Warmpool is only operationally useful if it is configurable without redeploying the gateway. The following questions need answers before implementation:

• Where does pool configuration live? The gateway already has a TOML config file (RFC 0003). Is pool size / strategy a static gateway-level setting in TOML, a dynamic API resource (CRD or gateway object), or a parameter on CreateSandbox? Static TOML is simpler but requires a gateway restart to resize the pool.

• What is the configuration granularity? Global per-gateway, per-namespace, per-sandbox-template, or per-provider? A global pool cannot serve heterogeneous workloads (different images, policies, resource profiles) without over-provisioning.

• What update strategy is needed? The agents.x-k8s.io SandboxWarmPool spec defines Recreate (stale pods deleted immediately) and OnReplenish (replaced only when adopted or manually deleted). Does OpenShell need both, or is one sufficient for the initial implementation?

• How are warm slots counted against quota? Warm sandboxes consume real cluster resources. Do they count against a namespace or user quota before they are claimed? Who "owns" an unclaimed warm slot for billing/chargeback purposes?

• What is the TTL for a warm slot? A sandbox pre-warmed against a policy version N becomes stale when the default policy is updated. Should unclaimed slots expire after a configurable TTL, be evicted on policy change, or be lazily refreshed at claim time via hot-reload?
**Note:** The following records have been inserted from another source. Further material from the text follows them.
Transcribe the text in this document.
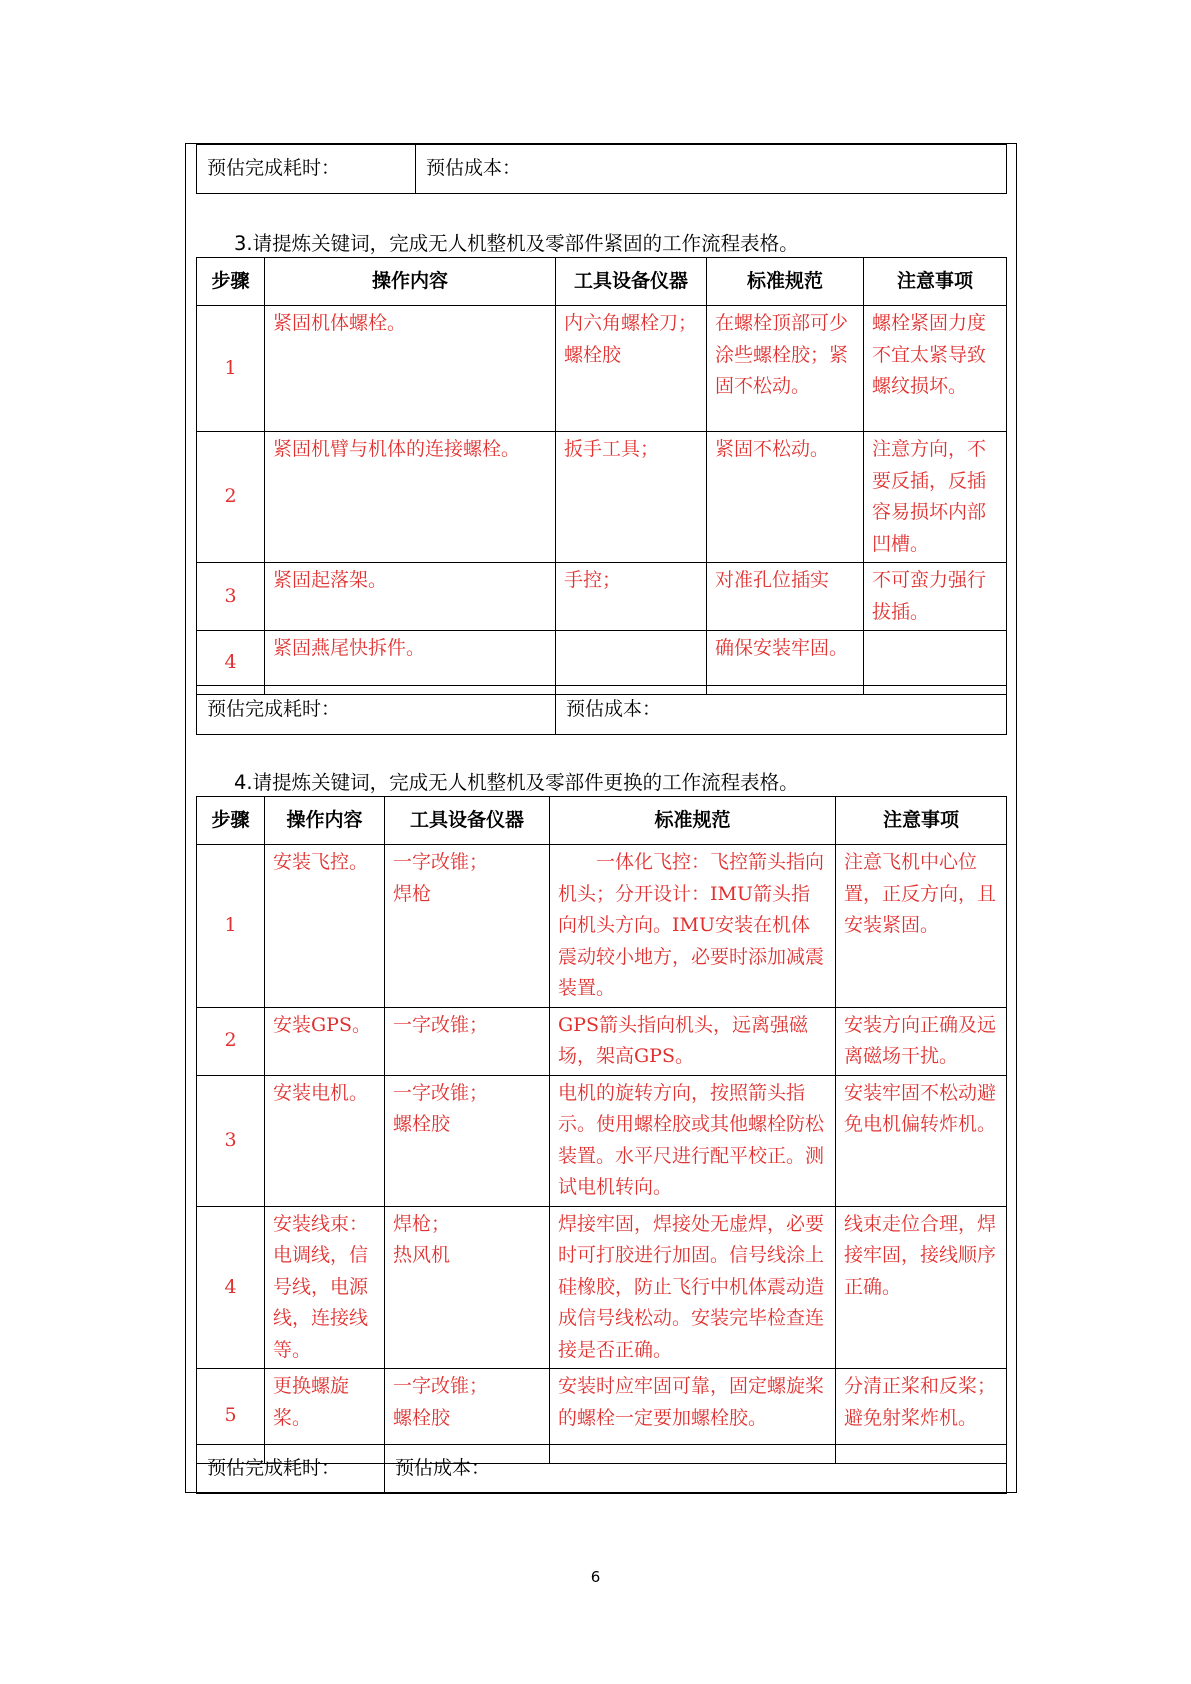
预估完成耗时：	预估成本：
3.请提炼关键词，完成无人机整机及零部件紧固的工作流程表格。
步骤	操作内容	工具设备仪器	标准规范	注意事项
1	紧固机体螺栓。	内六角螺栓刀；
螺栓胶	在螺栓顶部可少涂些螺栓胶；紧固不松动。	螺栓紧固力度不宜太紧导致螺纹损坏。
2	紧固机臂与机体的连接螺栓。	扳手工具；	紧固不松动。	注意方向，不要反插，反插容易损坏内部凹槽。
3	紧固起落架。	手控；	对准孔位插实	不可蛮力强行拔插。
4	紧固燕尾快拆件。		确保安装牢固。	
预估完成耗时：	预估成本：
4.请提炼关键词，完成无人机整机及零部件更换的工作流程表格。
步骤	操作内容	工具设备仪器	标准规范	注意事项
1	安装飞控。	一字改锥；
焊枪	一体化飞控：飞控箭头指向机头；分开设计：IMU箭头指向机头方向。IMU安装在机体震动较小地方，必要时添加减震装置。	注意飞机中心位置，正反方向，且安装紧固。
2	安装GPS。	一字改锥；	GPS箭头指向机头，远离强磁场，架高GPS。	安装方向正确及远离磁场干扰。
3	安装电机。	一字改锥；
螺栓胶	电机的旋转方向，按照箭头指示。使用螺栓胶或其他螺栓防松装置。水平尺进行配平校正。测试电机转向。	安装牢固不松动避免电机偏转炸机。
4	安装线束：电调线，信号线，电源线，连接线等。	焊枪；
热风机	焊接牢固，焊接处无虚焊，必要时可打胶进行加固。信号线涂上硅橡胶，防止飞行中机体震动造成信号线松动。安装完毕检查连接是否正确。	线束走位合理，焊接牢固，接线顺序正确。
5	更换螺旋桨。	一字改锥；
螺栓胶	安装时应牢固可靠，固定螺旋桨的螺栓一定要加螺栓胶。	分清正桨和反桨；避免射桨炸机。
预估完成耗时：	预估成本：
6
• How is target pool size controlled at runtime? Static config requires a gateway restart. A dynamic API (e.g., a WarmPool object in the gateway store) would allow operators to resize the pool without downtime — but adds API surface and reconciliation logic.

Risks & Open Questions

• Identity isolation between warm slots — a warm sandbox has run init containers and may have stale workspace state. Does claiming a warm slot give a user a clean environment, or can PVC contents leak between users?
• Policy at boot vs. at claim — the supervisor loads policy on boot from GetSandboxConfig. A warm pod has a policy before it knows its future user. The claim step must hot-reload policy atomically before the user can connect. Is the window between READY and policy-reload safe?
• External controller vs. native pool — should warmpool be an OpenShell-native feature or driven externally via SandboxWarmPool/SandboxClaim CRDs? Native is simpler operationally; external is more composable with the broader agents.x-k8s.io ecosystem.
• Non-Kubernetes drivers — the VM driver and Docker driver have no pool concept. Does warmpool apply only to K8s deployments?

Test Considerations

• E2e test: measure time from CreateSandbox call to first SSH byte with warm vs. cold path
• Unit test: gateway pool reconciler — claim selection, slot replenishment, pool exhaustion fallback to cold create
• Integration test: policy hot-reload correctness — verify user A's policy is not visible after warm slot is claimed by user B
• Existing pattern: mise run e2e covers the sandbox lifecycle; warmpool tests should extend that harness

---

Created by spike investigation. Use build-from-issue to plan and implement.